A
socialist society requires that production as a whole should meet the
needs of people and be sustainable for the rest of nature. In
other words, what humans take from nature and dispose of them after
use, should all be done so as to leave nature to go on supplying and
reabsorbing those materials after use. In the long run this implies
stable consumption and production levels. Production would be simply
to meet current needs and to replacing and repairing the stock of
means of production. The only rationale for accumulating means of
production would be to be in a position to satisfy all reasonable
consumption needs, not as at present to manufacture ‘wants’ for
marketing and profits. Once achieved then further expansion of
the stock of means of production, could stop and production levels be
stabilised. The proportion of people’s time devoted to
‘production’ would be correspondingly reduced and stabilised,
leaving them free to indulge in whatever pursuits they fancied. So if
human society is to be able to organise its production and other
activities in an ecologically acceptable way then it must abolish the
capitalist social, economic and political system of profit
accumulation and replace it with a system which gears production to
the direct satisfaction of needs.
To
produce the things that people need in an acceptable and ecologically
benign manner presupposes that society as a whole must be in a
position to control production and direct its purposes. This
cannot be done in a society where the means of production are owned
and controlled by the privileged few and governed by the blind
economic laws which impose their own priorities. Production for
needs, therefore, demands an end both to capitalist control and the
market. Production for needs requires that direction over the means
of production (nature, materials, and machinery) should be available
to all. Everyone must stand equally with all others in relation to
the means of production. Also, production for needs demands the end
of buying and selling; the end of the market. It means that
goods are produced, and services made available, simply for their
use-value, that is, capacity to satisfy human need. Production for
the market is an expression of the fact that the means of production
and therefore the products are owned not by all the members of a
society in common but by individuals or groups such as
corporations. Exchange would completely disappear in a society
where there were no property rights over the means of production.
In
a society oriented to meeting needs the concept of profits would be
meaningless, while the imperative to ‘growth’ would disappear.

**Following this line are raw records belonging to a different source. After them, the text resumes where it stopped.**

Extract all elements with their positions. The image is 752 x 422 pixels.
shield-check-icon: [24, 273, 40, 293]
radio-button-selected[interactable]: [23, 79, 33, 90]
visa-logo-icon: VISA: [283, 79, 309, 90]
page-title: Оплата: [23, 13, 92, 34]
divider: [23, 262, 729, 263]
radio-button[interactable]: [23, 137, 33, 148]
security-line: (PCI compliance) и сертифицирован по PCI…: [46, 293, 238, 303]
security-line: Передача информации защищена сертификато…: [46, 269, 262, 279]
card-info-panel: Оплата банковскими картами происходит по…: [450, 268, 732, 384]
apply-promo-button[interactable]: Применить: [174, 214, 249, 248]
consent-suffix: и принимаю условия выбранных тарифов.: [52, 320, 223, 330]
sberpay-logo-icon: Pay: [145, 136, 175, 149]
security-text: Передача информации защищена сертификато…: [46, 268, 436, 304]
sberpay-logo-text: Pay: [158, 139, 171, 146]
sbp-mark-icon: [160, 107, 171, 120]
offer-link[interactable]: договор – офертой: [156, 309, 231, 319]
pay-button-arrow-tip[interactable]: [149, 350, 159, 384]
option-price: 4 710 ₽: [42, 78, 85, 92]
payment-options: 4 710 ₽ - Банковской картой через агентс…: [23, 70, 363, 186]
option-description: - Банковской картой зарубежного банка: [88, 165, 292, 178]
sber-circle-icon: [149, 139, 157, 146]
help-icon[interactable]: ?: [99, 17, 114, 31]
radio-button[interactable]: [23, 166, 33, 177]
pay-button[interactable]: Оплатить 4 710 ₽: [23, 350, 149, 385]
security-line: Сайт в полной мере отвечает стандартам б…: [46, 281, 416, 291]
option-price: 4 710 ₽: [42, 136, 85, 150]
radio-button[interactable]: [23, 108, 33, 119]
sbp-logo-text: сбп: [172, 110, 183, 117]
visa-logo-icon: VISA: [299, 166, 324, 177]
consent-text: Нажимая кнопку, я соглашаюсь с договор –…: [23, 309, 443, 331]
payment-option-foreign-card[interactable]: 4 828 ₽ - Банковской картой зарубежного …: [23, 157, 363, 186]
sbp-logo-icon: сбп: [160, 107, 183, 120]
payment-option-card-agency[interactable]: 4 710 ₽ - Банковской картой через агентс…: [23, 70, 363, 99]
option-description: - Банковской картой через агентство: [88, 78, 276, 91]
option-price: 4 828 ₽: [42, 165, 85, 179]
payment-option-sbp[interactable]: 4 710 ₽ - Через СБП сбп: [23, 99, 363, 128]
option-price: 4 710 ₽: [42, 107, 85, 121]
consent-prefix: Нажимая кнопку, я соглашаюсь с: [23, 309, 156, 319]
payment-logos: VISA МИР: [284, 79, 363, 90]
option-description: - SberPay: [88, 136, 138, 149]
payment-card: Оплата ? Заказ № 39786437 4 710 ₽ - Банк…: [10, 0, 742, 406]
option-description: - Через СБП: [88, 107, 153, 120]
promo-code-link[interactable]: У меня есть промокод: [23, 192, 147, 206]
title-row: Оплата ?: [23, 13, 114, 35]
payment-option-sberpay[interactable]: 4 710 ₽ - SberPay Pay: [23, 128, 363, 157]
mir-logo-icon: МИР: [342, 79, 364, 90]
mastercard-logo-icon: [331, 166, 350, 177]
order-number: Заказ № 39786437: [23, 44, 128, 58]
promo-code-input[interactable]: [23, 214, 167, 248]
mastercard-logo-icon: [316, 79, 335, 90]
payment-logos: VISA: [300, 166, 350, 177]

Instead, after an initial period of increase in useful production to
provide the whole world’s population with basic amenities,
production can be expected to reach a level sufficient to provide for
people’s current needs and the future viability of their society. A
sustainable relationship with the rest of nature could be
achieved. Needs on a world scale could be in balance with the
capacity of the biosphere to renew itself after supplying them. As
the only life-form that can act in a way conscious of the wider
impact it can have on other species and on the planet as a whole,
humans have the potential to act as planet’s ‘brain’,
consciously regulating its function in the interest of present and
future generations. But before we can hope to play this role we
must first integrate our own activities into a sustainable natural
cycle on a planetary scale. This we can do only within the framework
of a world socialist society in which the Earth and all its natural
and material resources have become the common heritage of all
humanity.
We
humans are part of nature, not external to it. We are one with
nature; we must nurture it if it is to sustain us. Socialists work
for a revolution in society from world capitalism to world
socialism. The revolution we want is a social revolution that
will change the basis of society from the present monopoly of
productive resources by rich individuals, corporations and states
into one where the Earth and its resources belong to none but will
have become the common heritage of all humanity. This revolution can
only be carried out democratically by the majority class in society,
those forced to work for a wage or a salary in order to get a living,
with a view to freeing themselves from exploitation for profit and
from the restrictions and problems that the capitalist profit system
imposes on them. At the same time socialists understand that such a
revolution has also to achieve a sustainable relationship between
human society and the rest of nature. Together we can be architects
of the future rather than victims of the present.